The stakes are high when it comes to tapping into this potential, as we face immense and complex global challenges that require innovative and collaborative solutions. At the RSA, we believe that public, professional, and political attitudes toward creativity need to be rethought in order to prioritize the development of creative capacities in schools and educational institutions. This is both an end in itself and an economic and social imperative if young people are to thrive and flourish in the 21st century.
As such, when approached by the Roosevelt Institute to identify, through an educational lens, the trends and challenges that will affect our economy in the next 25 years, we saw an opportunity to collaborate with a like-minded organisation on exploring the issue of closing the creativity gap. In contributing to the Roosevelt’s Next American Economy project, we were given the space to reflect on more long-term considerations of redesign and reform—something from which the education sector itself could benefit.

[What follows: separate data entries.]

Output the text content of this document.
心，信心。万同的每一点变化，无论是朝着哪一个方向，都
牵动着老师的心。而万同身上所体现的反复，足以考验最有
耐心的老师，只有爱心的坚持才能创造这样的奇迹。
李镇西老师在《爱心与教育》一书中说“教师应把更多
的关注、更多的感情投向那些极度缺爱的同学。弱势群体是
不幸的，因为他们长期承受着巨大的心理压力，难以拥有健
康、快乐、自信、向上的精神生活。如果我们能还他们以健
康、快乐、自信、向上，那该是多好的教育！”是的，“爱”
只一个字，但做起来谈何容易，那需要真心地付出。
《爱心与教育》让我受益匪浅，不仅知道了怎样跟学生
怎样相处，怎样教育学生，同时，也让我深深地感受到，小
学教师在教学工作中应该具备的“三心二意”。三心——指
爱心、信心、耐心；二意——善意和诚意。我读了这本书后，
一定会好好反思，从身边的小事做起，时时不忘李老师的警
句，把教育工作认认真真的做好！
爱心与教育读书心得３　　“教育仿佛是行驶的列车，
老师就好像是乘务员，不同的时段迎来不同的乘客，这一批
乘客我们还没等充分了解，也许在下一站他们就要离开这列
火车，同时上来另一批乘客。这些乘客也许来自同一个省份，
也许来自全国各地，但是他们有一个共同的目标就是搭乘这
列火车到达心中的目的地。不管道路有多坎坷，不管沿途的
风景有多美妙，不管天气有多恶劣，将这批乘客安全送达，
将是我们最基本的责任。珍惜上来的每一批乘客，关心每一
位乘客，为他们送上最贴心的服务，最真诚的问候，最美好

Our thought brief examines how school systems could be designed to maximize students’ creative capacities such that learning is geared more clearly toward equipping students to meet the demand for creativity. It presents the trends, challenges, and potential solutions to the problems faced by our current education system in this regard, arguing that there is an increasingly strong economic rationale for schools to prioritize fostering creative capacities to ensure a future creative workforce. We conclude by outlining 12 design principles with related case studies, intended for use by school leaders, teachers, and systems to inform policy ideas within their particular context.
Having avoided prescriptive policy recommendations, we aim to stimulate conversation and debate around our 12 principles on creative learners, creative educators, and creative institutions from which a vision of school systems that would best equip young people for the 21st century can be realized.
Joe Hallgarten is the RSA’s Director of Creative Learning and Development. Roisin Ellison is Programme Coordinator for RSA Academies.